New law. For tax years beginning after Dec. 31, 2017, the rule that allows a contribution to one type of IRA to be recharacterized as a contribution to the other type of IRA does not apply to a conversion contribution to a Roth IRA. Thus, recharacterization cannot be used to unwind a Roth conversion. (Code Sec. 408A(d), as amended by Act Sec. 13611)
Length of Service Award Programs for Public Safety Volunteers
Under pre-Act law, any plan that solely provides length of service awards to bona fide volunteers or their beneficiaries, on account of qualified services performed by the volunteers, is not treated as a plan of deferred compensation for purposes of the Code Sec. 457 rules. Qualified services are fire fighting and prevention services, emergency medical services, and ambulance services, including services performed by dispatchers, mechanics, ambulance drivers, and certified instructors. The exception applies only if the aggregate amount of length of service awards accruing for a bona fide volunteer with respect to any year of service does not exceed $3,000.
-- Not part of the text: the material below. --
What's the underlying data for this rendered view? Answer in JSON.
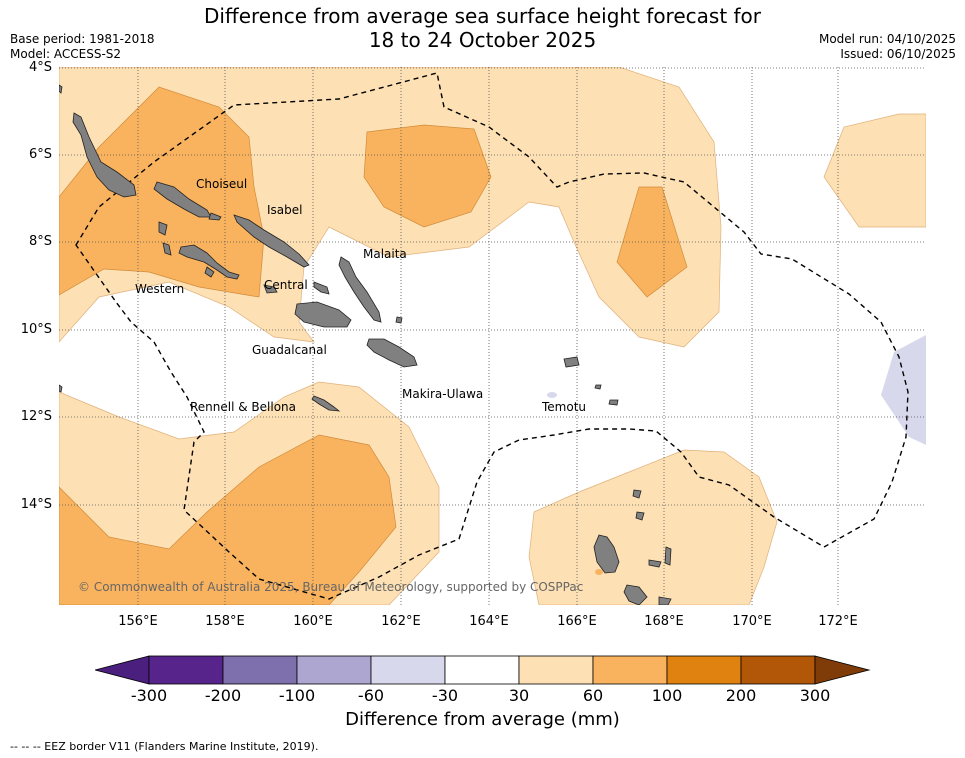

New law. For tax years beginning after December 31, 2017, the Act increases the aggregate amount of length of service awards that may accrue for a bona fide volunteer with respect to any year of service, from $3,000 to $6,000, and adjusts that amount to reflect changes in cost-of-living. Also, if the plan is a defined benefit plan, the limit applies to the actuarial present value of the aggregate amount of length of service awards accruing with respect to any year of service. Actuarial present value is calculated using reasonable actuarial assumptions and methods, assuming payment will be made under the most valuable form of payment under the plan, with payment commencing at the later of the earliest age at which unreduced benefits are payable under the plan, or the participant’s age at the time of the calculation. (Code Sec. 457(e), as amended by Act Sec. 13612).